An explanation how the system is designed.
iPCA (interactive Principal Component Analaysis) is a system, with which uses are interactively analyze data. It uses Principle Component Analysis (PCA) that is a widely used mathematical technique in many fields for factor and trend analysis, dimension reduction, etc. However, it is often considered to be a "black box" operation whose results are difficult to interpret and sometimes counter-intuitive to the user. In order to assist the user in better understanding and utilizing PCA, the system has been developed by visualizing the results of principal component analysis using multiple coordinated views and a rich set of user interactions. Our design philosophy is to support analysis of multivariate datasets through extensive interaction with the PCA output.
It consists of four views (A ~ D) and two control panels (E ~ F).
Projection View(A): Two principal components (by default, the first and second most dominant eigenvectors) are used to project data points onto a two-dimensional coordinate system.
Eigenvector View(B): In the Eigenvector View, data points are shown in the eigenspace.
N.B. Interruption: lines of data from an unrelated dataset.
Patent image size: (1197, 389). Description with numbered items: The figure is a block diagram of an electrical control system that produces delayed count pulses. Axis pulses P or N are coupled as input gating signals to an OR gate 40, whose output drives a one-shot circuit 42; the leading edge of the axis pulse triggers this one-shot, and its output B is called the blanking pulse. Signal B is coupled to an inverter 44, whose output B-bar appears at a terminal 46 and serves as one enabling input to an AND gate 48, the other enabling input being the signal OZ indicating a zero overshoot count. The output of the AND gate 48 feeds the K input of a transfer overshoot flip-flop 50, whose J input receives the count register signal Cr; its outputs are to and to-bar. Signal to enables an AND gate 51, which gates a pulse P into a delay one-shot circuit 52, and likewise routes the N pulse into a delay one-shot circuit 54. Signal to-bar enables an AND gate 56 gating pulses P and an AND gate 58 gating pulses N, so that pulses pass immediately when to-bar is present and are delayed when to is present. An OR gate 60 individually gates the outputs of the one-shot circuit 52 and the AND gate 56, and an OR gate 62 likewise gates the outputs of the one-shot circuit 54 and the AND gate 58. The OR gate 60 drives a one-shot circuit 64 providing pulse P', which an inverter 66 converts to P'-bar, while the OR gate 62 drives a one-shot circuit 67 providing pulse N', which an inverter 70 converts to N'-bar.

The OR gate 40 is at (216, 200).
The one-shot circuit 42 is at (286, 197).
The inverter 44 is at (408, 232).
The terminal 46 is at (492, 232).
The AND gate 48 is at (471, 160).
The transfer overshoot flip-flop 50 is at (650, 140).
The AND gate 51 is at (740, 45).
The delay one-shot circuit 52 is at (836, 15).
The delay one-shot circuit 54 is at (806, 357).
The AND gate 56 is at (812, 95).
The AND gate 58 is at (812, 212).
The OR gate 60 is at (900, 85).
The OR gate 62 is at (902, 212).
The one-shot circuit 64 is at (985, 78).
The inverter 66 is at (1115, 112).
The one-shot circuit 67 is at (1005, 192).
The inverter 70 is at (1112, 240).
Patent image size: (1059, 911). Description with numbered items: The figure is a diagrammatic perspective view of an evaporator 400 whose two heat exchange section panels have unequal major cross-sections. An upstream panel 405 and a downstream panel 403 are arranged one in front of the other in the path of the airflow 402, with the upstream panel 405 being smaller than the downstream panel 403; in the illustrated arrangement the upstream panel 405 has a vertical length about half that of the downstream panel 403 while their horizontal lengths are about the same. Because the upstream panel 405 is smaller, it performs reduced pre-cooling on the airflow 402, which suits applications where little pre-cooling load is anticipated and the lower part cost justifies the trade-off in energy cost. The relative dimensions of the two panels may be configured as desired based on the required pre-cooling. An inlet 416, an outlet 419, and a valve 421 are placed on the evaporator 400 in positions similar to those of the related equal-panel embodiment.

The calculated eigenvectors and their eigenvalues are displayed in a vertically projected parallel coordinates visualization, with eigenvectors ranked from top to bottom by dominance. The distances between eigenvectors in the parallel coordinate view vary based on their eigenvalues, separating the eigenvectors based on their mathematical weights.
Data view(C): The Data View is located below the Projection View, and shows a parallel coordinates visualization of all data points in the original data dimensions. In this view, an auto-scaling function is applied to increase the readibility of data.
Correlation View(D): Pearson-correlation coefficients and relationships between variables are represented in the Correlation View as a matrix of scatter plots and values. Since correlations between dimensions are symmetric, repetition is avoided by separating the matrix into three components: the diagonal, the bottom triangle, and the top triangle. The diagonal displays the name of the dimension as a text string. The bottom triangle shows the coefficient value between two dimensions with a color indicating positive (red), neutral (white), and negative (blue) correlations. The top triangle contains cells of scatter plots in which all data items are projected onto the two intersecting dimensions. The colors of the data items are the same as the colors used in the other three views so that clusters are easily identified.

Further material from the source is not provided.